How is it that white men systematically raped black women and faced no penalty but then lynched so many black boys and men under the accusation of raping white women? Why did I grow up not seeing any public displays of affection in my African household?  Why was I acting fast and he just being a boy? Why was I told black people have rhythm and then chastised for dancing in a way that felt natural to my spirit? Why was I responsible for our chastity? Why was the horniness that came with my puberty not seen as lady like? Why is it that we're seen as hypersexual? That our men are reduced to a big penis, our women to big butts? Why do I feel shame when I orgasm? Are we being impacted from past trauma? How do we heal from this trauma? Do we love ourselves? Do we feel like there's something to love? Do we love one another? What is love? 

These are some of the questions that have always weighed heavy on my heart but for so long I shied away from talking about sex. I felt like discussing sexuality was a luxury granted only to white and privileged people. Because when Blacks as a global community are struggling with hunger, financial stability, constant violence, just trying to survive; who has the time or energy to sit around and talk about sex? But then somewhere, rereading Audre Lorde, I'm sure, I began to see the connections between systematic change and individual liberation. How if this constructed White supremacist system was built and continues to operate on the denial of our humanity and exploitation of our Black bodies, then reclaiming our bodies is pivotal in the destruction of it all. How immersing our bodies in feelings of pleasure and love is an act of rebellion in a system that only wants us to internalize & externalize self-hate. How having healthy relationships to self & other Blacks is to resist the anti-Black messages we consume on a consistent basis. If I commit these statements into truth, then sexual liberation is a key component to Black liberation despite this idea not being discussed enough.

For me, Afrosexology is an outlet to search for those answers to my questions concerning Black sexuality. To continue the work of those before me who brought Black sexual politics to the forefront. To leap into my own journey of reclaiming my sexuality, body, and love in all its forms.  And to learn and teach to and from others along the way with a deep desire for healing and liberation.

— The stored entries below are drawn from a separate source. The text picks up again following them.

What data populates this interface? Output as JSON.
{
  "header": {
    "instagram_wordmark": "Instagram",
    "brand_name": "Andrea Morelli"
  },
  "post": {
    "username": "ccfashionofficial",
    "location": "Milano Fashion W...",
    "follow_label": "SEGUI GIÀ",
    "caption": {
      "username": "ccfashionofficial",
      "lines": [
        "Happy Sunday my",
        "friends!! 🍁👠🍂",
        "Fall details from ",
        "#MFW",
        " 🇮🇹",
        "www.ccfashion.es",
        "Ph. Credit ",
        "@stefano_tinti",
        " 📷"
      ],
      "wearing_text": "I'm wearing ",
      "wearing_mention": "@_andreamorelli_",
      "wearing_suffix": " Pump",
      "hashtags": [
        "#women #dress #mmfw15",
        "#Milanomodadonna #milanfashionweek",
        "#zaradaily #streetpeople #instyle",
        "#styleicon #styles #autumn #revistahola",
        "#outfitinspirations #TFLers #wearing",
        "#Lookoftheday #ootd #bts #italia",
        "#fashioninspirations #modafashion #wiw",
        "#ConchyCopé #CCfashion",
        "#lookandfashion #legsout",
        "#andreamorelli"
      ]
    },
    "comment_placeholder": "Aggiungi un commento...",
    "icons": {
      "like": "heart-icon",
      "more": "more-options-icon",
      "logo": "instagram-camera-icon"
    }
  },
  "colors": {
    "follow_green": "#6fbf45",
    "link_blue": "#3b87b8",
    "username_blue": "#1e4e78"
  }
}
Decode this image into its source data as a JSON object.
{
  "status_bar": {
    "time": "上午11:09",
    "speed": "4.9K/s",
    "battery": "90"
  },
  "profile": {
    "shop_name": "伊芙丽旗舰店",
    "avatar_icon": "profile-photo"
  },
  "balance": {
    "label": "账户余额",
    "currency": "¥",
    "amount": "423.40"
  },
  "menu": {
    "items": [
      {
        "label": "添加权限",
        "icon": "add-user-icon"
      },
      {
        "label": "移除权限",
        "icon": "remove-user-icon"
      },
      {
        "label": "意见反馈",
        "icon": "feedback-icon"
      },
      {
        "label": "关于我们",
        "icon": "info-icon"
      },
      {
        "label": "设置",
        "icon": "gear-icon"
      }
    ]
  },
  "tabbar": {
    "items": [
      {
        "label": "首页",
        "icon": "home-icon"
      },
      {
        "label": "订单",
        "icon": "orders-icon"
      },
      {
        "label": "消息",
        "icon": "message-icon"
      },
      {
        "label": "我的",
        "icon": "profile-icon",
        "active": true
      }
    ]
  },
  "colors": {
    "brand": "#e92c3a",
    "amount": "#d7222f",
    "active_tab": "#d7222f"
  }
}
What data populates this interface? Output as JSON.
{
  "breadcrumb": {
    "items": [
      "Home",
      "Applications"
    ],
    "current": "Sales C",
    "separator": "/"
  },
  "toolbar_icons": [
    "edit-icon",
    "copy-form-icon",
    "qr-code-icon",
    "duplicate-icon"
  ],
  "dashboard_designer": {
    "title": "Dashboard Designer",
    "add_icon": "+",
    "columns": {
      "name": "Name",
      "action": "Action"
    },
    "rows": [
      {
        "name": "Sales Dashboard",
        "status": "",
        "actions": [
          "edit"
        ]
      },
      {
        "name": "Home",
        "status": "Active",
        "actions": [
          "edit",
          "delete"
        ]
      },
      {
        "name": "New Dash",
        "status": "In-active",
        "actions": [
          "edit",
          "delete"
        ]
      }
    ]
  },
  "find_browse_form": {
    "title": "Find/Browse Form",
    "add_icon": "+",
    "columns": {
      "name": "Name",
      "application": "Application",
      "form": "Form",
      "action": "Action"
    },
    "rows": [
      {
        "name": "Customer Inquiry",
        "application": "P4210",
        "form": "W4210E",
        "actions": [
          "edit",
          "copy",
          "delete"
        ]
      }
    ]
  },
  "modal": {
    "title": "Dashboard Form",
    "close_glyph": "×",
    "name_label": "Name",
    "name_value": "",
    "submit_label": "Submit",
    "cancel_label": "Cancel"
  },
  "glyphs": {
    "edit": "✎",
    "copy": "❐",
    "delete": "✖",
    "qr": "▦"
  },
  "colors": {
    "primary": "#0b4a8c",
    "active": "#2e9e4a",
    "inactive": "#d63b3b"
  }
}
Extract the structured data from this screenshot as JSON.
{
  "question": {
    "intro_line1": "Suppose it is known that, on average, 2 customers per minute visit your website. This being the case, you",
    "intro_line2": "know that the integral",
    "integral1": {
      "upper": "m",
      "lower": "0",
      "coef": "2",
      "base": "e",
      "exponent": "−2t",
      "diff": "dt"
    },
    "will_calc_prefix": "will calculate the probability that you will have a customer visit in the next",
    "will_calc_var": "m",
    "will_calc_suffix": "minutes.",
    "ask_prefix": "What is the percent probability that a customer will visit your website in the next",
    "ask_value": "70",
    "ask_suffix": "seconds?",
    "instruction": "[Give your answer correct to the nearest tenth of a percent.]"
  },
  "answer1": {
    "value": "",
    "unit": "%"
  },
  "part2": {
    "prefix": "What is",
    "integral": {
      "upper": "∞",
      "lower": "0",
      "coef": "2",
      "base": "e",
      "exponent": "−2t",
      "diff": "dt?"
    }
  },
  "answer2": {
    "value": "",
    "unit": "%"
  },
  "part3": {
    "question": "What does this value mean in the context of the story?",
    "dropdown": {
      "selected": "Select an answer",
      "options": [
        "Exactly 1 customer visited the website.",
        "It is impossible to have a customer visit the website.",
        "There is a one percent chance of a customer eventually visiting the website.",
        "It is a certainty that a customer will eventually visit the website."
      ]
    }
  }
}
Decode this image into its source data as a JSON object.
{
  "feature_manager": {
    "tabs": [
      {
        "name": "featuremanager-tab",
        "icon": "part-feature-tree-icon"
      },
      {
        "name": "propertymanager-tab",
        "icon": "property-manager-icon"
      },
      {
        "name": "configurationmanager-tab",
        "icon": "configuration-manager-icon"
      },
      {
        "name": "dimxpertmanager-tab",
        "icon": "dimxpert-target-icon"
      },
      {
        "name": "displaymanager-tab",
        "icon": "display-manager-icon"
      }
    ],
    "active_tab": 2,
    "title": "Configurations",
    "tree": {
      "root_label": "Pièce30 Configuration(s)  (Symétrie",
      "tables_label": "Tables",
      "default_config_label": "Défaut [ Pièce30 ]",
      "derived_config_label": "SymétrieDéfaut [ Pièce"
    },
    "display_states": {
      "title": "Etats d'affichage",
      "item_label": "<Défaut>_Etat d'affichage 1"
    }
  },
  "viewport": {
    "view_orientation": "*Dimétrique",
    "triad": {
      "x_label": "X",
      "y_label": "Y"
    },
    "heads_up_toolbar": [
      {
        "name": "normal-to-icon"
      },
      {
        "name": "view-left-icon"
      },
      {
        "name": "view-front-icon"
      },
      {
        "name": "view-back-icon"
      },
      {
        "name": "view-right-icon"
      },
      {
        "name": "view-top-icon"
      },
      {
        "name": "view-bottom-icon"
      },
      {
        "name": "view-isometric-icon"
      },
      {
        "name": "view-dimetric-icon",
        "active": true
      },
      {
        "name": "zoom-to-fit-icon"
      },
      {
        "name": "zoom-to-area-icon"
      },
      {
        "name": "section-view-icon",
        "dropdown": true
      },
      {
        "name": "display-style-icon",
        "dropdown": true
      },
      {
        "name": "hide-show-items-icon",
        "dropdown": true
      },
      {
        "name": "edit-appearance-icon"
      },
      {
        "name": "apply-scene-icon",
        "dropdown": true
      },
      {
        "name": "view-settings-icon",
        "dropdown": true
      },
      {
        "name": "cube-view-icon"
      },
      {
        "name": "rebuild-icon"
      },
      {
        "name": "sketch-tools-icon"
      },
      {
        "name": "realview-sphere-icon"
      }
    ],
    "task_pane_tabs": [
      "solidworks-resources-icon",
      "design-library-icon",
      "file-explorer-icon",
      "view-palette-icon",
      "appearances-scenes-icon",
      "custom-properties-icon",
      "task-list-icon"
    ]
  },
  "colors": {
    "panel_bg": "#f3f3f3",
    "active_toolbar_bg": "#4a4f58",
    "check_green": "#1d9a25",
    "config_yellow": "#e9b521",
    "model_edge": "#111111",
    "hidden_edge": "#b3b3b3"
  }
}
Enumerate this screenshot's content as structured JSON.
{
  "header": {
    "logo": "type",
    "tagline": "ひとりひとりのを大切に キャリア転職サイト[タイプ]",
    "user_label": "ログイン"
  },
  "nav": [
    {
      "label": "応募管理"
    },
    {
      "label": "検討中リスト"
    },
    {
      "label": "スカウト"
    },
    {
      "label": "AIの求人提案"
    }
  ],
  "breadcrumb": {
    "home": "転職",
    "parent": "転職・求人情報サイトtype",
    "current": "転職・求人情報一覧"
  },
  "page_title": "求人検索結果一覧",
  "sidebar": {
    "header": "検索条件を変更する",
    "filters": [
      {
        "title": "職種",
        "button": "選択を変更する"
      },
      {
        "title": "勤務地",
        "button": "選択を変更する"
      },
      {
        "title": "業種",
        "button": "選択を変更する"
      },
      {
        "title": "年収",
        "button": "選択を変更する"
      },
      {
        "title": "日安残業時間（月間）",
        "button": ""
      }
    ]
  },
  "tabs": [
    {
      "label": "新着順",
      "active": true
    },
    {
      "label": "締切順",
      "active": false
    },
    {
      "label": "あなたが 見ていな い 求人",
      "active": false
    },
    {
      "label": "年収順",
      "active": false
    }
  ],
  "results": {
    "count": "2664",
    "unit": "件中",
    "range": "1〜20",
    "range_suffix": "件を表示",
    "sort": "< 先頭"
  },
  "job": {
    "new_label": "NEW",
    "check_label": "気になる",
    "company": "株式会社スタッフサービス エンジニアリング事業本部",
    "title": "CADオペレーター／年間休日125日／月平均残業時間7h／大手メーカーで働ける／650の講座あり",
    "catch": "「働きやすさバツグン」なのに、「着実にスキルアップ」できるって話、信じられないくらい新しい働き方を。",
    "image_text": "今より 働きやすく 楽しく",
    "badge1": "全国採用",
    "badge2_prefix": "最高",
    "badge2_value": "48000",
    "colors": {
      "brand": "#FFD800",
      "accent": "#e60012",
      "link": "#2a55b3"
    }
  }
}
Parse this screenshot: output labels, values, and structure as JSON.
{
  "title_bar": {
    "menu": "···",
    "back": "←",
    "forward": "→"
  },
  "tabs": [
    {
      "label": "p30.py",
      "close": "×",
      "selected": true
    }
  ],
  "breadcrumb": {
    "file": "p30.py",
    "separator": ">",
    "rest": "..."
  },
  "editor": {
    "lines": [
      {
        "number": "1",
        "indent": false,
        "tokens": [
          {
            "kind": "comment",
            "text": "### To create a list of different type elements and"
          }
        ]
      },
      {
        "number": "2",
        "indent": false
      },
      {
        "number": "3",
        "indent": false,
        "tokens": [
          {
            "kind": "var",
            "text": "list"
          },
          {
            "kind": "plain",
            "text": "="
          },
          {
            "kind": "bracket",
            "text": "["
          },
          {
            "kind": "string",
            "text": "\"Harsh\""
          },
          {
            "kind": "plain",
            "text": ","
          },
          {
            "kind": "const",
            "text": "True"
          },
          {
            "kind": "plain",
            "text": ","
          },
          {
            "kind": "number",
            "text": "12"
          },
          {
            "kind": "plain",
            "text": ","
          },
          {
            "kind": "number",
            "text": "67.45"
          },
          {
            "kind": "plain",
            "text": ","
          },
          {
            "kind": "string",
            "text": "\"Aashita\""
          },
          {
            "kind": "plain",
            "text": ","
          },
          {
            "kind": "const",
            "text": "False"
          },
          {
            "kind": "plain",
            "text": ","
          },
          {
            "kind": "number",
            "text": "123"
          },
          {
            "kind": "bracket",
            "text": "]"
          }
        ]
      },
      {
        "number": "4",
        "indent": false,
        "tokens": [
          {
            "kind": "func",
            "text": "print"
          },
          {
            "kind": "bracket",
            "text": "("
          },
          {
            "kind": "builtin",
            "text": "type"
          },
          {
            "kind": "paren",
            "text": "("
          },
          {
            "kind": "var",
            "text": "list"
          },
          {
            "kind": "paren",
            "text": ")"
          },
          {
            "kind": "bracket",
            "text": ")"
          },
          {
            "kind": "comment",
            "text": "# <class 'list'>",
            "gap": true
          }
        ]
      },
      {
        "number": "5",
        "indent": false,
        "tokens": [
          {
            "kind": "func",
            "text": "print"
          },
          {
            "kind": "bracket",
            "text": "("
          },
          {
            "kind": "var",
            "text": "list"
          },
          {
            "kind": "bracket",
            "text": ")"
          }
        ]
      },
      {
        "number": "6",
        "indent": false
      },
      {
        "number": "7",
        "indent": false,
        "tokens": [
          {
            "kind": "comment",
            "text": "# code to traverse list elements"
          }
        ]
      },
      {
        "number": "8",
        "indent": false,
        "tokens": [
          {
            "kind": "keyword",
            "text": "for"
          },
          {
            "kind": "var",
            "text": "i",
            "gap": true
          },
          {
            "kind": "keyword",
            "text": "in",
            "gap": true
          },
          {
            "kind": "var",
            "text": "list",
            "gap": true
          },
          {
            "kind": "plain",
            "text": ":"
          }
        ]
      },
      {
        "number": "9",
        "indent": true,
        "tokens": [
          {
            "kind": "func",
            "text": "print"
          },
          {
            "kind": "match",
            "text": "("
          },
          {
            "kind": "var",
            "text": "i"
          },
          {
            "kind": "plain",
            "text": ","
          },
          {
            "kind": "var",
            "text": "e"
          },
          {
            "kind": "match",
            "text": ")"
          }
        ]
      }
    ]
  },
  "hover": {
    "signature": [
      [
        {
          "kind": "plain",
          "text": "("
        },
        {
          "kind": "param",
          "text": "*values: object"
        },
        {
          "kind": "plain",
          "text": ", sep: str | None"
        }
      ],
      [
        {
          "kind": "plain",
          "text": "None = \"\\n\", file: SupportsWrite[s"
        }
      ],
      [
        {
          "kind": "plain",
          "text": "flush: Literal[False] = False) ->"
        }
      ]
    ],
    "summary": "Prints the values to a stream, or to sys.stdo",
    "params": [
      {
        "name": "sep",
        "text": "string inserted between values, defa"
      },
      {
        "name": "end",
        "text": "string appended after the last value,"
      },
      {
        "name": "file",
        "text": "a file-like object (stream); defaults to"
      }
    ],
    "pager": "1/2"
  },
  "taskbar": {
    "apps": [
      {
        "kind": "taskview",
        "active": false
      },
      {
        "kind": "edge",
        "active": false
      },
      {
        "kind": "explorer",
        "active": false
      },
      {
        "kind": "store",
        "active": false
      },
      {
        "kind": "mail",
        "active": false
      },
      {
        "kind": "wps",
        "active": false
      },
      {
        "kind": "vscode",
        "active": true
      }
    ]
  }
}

Other things about me: I’m a first-generation Liberian American, I think Spongebob is one of the funniest cartoons ever created, I have a Masters in Social Work, I almost only eat spicy foods, and I love a good trap beat. 

Meet Rafaella 

Providing tools for healing in the Black community has always been the goal of my dedicated work. Originally, I thought that I would work exclusively in the field of Mental Wellness--alcohol and substance, depression, anxiety, trauma…

It was not until I fully faced my own experiences with sexual trauma that I realized the need and importance of addressing sexual violence, health, and development. I knew all of the statistics concerning childhood sexual abuse and adult sexual violence. But as I gained the courage to share my stories with others, I had the opportunity to hear their own. Many Black women that I knew, be it for months or years, had experienced the discomfort of an inappropriate touch, a kiss on the cheek that lasted one second too long, feeling that her voice was not loud enough to yell “STOP,” or knowing that she did not have the physical strength to push someone off of her.  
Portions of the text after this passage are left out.